The mind of man, thought Su-Mueng, could not have devised a crueller exile.

The lights within the glass bottle flickered and raced. Suddenly the apartment shimmered and the artificially retarded time-field was abolished. There stood Hueh Shao, staring at him amazed, but like Su-Mueng forcing himself to adopt an attitude of dignified restraint.

The ex-minister bore a strong resemblance to his own father in the Production Retort – they were, in fact, of about the same age, a little under fifty – but the similarity was modified by the difference between the customs of the respective communities. He wore a long, wispy goatee beard and neatly cultivated mustachios that dropped down on either side of his mouth. The eyebrows were plucked, curved upward at their outer ends, and showed traces of cosmetic. The greying hair was carefully combed back, but was considerably longer than the cropped style affected down below.

He continued staring with steady eyes while Su-Mueng unlocked the inner door and stepped into the apartment.

“My son,” he said, “what foolishness is this?”

And Su-Mueng stared back, unable to speak, unable to explain what foolishness it was. Incredibly, his thoughts had never ranged beyond this moment: the moment when he set the old man free. His father, a revered elder individual of intelligence and resourcefulness, would surely know what to do, his subliminal thoughts had told him.

Only now did he realise that those thoughts were the thoughts of a ten-year-old boy, arrested at the moment when the law had torn him away from that father. His childish adoration had never died. And only now, as he faced Hueh Shao, did it come home to him that his father was as helpless and resourceless as himself.

6

A hush fell on the gathering in a quiet room in a derelict back street. Sobrie Oblomot stared at the tabletop, slightly embarrassed by the sympathy he felt emanating from the others.

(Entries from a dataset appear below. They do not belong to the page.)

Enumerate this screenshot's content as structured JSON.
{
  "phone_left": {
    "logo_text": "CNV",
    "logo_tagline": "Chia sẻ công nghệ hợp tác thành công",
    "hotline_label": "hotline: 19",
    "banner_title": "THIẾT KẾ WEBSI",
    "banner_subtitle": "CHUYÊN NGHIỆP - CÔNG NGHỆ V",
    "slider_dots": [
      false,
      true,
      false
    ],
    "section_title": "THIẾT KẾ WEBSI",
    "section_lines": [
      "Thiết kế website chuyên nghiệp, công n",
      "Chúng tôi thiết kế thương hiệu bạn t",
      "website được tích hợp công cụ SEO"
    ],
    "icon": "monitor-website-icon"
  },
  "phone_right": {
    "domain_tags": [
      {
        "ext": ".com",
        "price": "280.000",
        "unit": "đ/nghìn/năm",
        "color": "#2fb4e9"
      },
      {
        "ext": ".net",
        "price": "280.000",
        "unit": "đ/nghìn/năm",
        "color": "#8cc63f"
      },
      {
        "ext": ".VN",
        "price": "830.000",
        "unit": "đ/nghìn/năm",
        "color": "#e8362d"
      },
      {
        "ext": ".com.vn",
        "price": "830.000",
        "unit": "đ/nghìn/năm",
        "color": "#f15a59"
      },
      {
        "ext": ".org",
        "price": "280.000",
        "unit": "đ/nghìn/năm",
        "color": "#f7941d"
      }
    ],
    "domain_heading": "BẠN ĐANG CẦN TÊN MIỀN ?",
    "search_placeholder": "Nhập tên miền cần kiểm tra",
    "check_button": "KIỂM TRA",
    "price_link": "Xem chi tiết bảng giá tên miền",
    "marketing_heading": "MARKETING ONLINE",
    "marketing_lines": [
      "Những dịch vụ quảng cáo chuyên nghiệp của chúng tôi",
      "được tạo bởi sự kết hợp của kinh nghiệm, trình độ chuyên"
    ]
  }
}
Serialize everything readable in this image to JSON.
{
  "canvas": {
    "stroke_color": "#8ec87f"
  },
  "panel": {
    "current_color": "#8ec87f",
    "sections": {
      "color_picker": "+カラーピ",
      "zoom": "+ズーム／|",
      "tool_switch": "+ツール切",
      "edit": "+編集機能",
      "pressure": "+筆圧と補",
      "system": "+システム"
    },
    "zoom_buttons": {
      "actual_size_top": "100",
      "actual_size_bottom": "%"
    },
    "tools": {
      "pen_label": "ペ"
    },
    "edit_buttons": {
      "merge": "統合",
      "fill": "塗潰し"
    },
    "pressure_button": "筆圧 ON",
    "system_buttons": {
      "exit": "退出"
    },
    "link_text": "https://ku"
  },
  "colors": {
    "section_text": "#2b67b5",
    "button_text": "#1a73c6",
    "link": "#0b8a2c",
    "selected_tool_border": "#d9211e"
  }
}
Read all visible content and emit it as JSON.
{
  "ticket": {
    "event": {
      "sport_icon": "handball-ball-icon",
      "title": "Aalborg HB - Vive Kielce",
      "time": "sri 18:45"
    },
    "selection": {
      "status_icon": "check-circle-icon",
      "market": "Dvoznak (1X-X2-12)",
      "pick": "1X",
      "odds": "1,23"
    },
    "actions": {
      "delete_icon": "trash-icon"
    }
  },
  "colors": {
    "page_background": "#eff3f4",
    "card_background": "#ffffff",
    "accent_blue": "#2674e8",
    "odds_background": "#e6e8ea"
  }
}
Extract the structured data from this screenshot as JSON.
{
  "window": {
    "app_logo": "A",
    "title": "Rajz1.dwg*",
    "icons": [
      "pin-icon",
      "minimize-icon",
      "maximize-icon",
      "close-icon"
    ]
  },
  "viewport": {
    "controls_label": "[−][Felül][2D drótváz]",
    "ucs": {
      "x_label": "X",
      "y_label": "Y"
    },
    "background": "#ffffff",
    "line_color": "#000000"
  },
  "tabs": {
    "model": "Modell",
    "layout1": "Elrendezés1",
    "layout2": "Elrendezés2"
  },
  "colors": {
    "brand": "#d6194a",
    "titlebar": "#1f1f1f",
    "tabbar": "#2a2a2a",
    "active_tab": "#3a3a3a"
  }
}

“Sorry, Oblomot,” the Chairman said, somewhat awkwardly. “But at least your brother died like a comrade. Went out with a bang. And took four Titans with him.”

“That’s not as self-sacrificing as it sounds,” said Sobrie stiffly. “I’d commit suicide as well, rather than face what those bastards have waiting in Bupolbloc Two.”

The Group Leader from Kansorn nodded. “The Titans have been coming down hard lately. I admit I wake up sweating sometimes. I never go without my s-grenade, either.”